A bitter rift has opened in the Coalition Government over plans to strip looters and rioters of their benefits and council houses.
Work and Pensions Secretary Iain Duncan Smith is investigating how to strip looters of their benefits, while a series of councils have begun proceedings to strip social housing from offenders and their families.
But senior Liberal Democrats dismissed the plans as a ‘knee-jerk response’ to the crisis and urged Tory ministers ‘not to make the situation worse’.
Deputy leader Simon Hughes said: ‘We need to demonstrate ambition to have a responsible society. This means we must not cut taxes for the rich or take away public support for the needy.
‘We should be careful not to rush into knee-jerk solutions including over-hasty moves to change the social contract and approaches to sentences which may have the reverse effect to that intended.’
Lib Dem welfare spokesman Jenny Willott said she was ‘very worried’ about moves to cut benefits.
Senior government sources insisted that evictions would go ahead on the grounds that by rioting the offenders had ‘intentionally’ made themselves homeless.
There are no plans to rehouse those booted out in other council accommodation.
Nick Clegg has indicated that he is comfortable with the idea of council house evictions in cases where people have helped destroy their own communities.

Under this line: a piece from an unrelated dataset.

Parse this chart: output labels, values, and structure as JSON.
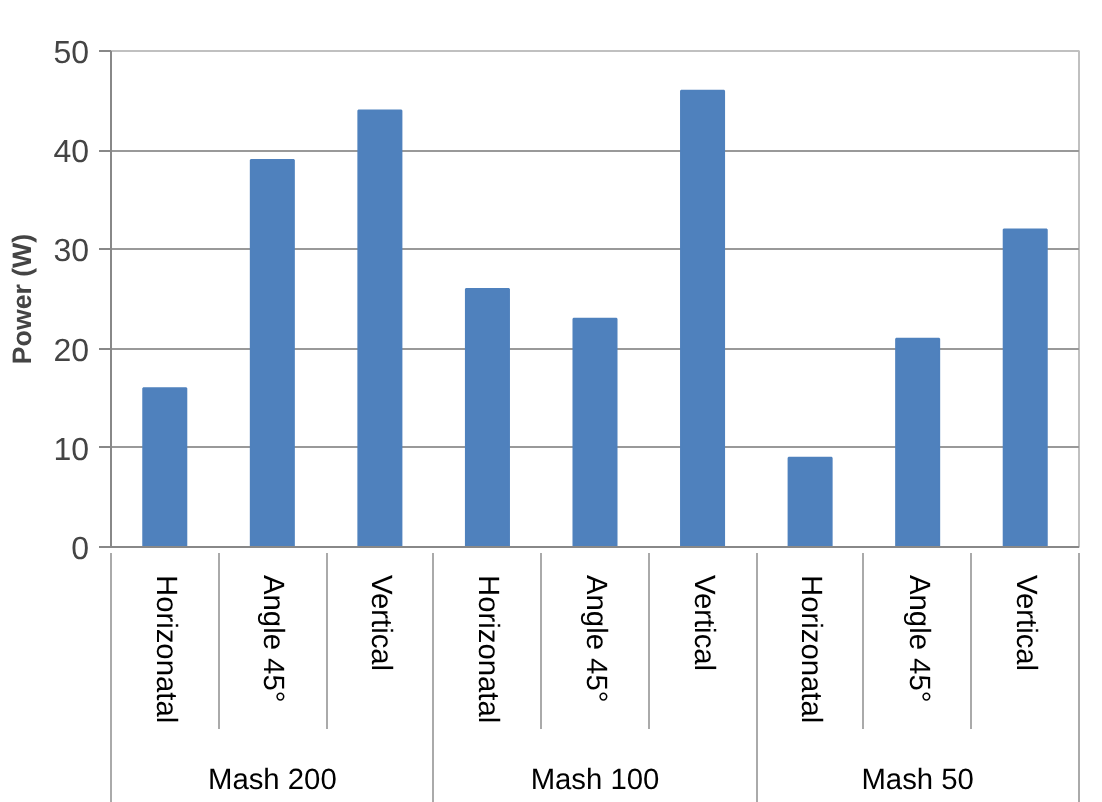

But the Deputy Prime Minister is likely to oppose further benefit cuts. He will also give the green light for his MPs openly to fight Tory plans to bring in elected police commissioners, which are due to pass through the Commons again next month.
A senior party member said: ‘We need to be careful that we don’t do anything to make the situation worse. There are a lot of things we agree on.
‘Most people would back calls for zero tolerance against thugs but some Lib Dems will be a little nervous about plans to take away welfare payments.’
Lib Dem Lord McNally will be his party’s representative on an inquiry into gang warfare being drawn up by Mr Duncan Smith and Home Secretary Theresa May.
Mr Clegg is expected to call for a mechanism to be established in government to ensure plans are followed through, saying: ‘We don’t need a public inquiry but we do need a structured way to make sure we get things done this time.’
One of his advisers said: ‘We’re not in full Lib Dem hand-wringing mode. Nick has said that there is a case to be made for removing council houses where people have shown contempt for their own communities.’
But the Deputy Prime Minister gave a speech at the weekend cautioning his coalition partners from going too far, warning against a ‘knee-jerk’ policy reaction to the riots.
He told Lib Dem activists that he would commission research into the riots before making party policy.
He said: ‘Our policy response will be guided by our values of freedom, fairness and responsibility. It will also be based soundly on evidence, not anecdote or prejudice. Knee-jerk reactions are not always wrong–but they usually are.’
Mr Clegg will also resist any attempt to water down Britain’s human rights legislation or membership of the European Convention on Human Rights.
Police chiefs say their hands have been tied on a robust response to violence by the Convention. And David Cameron will today say he wants to review the implementation of human rights laws.
‘That’s a no-no for us and it’s not possible to change that under the coalition agreement,’ a Lib Dem source said.